Bir ülkede yaşayan herkesin ülkenin kurucusu olan kişiyle kavgalı olmaması, Atatürk’ün şahsının günlük kısır tartışma ve polemiklere konu edilmemesi ve kendisine saygı duyulması doğru bir şey. Çünkü o, eksiği ve fazlasıyla Türkiye’nin kurucusu. Benim gençlik yıllarından itibaren, Kemalizm’e sert eleştiriler getirmenin yanı sıra, duruşum bu yönde oldu. Atatürk’e hiç hakaret etmedim, onu gereksiz polemiklere vesile yapmadım, ailesine yönelik ithamlarım hiç olmadı. Bunun yanı sıra, medeniyet değerlerimizin aksine bir yönde insanımızı dizayna çalışan CHP tipi baskıcı ve tek tipçi Kemalizm’i ise hep eleştirdim. Kemalizm’e eleştirilerim devam ediyor. 
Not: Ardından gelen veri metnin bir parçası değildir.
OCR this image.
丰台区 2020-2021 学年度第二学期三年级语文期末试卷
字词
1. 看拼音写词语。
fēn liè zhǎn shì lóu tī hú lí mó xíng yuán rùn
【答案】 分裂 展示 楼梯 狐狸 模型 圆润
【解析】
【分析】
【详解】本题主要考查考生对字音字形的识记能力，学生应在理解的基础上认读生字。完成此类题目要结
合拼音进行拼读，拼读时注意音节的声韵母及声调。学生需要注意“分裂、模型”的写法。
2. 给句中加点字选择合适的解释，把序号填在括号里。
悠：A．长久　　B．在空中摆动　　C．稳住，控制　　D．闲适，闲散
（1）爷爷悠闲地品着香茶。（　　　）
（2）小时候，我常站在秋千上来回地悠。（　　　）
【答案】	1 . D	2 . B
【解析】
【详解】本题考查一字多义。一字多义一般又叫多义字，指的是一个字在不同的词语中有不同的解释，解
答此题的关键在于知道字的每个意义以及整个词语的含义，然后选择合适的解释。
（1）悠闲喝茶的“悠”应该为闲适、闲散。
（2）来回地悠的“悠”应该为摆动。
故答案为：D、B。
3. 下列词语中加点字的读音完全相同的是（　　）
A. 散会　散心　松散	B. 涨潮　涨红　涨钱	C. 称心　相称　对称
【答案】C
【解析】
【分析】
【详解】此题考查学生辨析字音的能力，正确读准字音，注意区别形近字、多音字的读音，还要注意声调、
Peki, Atatürk ve Kemalizm’e böyle bakan biri olarak dindarların Atatürk konusundaki değişimine olumlu mu bakıyorum? Evet, bir ölçüde olumlu bakıyorum. Türkiye’nin temel siyasi-sosyal dokusu olan dindarlığın, Atatürk ile kavgasını sona erdirerek, ülkeye emeği geçmiş herkesi sahiplenmesi kesinlikle doğru bir hamle. Bu konuda özgüven ve kuşatıcılık eşiğimizin yüksek olması gerekir. Zaten bu değişimin temelinde de kendinden emin olma hali var. Yenilgi psikolojisinden kurtuldukça kendimize daha fazla güveneceğiz. Ancak bu değişimin Kemalizm’in yeniden üretilmesine ve İslamcı tezlere Kemalist aşı yapılmasına kadar vardırılmaması lazım. Değişim ‘İslamcı Atatürk’ inşa edilmesine kadar giderse doğru bir sonuca varmış olmayız. Zaten dindar-muhafazakâr çizginin Kemalizm’den etkilendiği hususlar az değil. Örneğin eğitim ve gençliğe bakış noktasında Kemalist bakış açısı ile İslamcı-dindar bakış açıları, yöntem noktasında, birbirine yakın duruyor. Bir de buna ‘İslamcı Atatürk’ unsuru eklenirse, ortaya çıkacak sentezler başımızı hayli ağrıtabilir. Oysa kabul etmemiz gereken şey, Mustafa Kemal’in ne Kemalist ne de dindar olduğudur; o farklı dönemleri olan tarihi bir şahsiyet. Üstelik bizim, ideolojilerden çok insani damarımızın ve medeniyet ufkumuzun güçlendirilmesine ihtiyacımız var.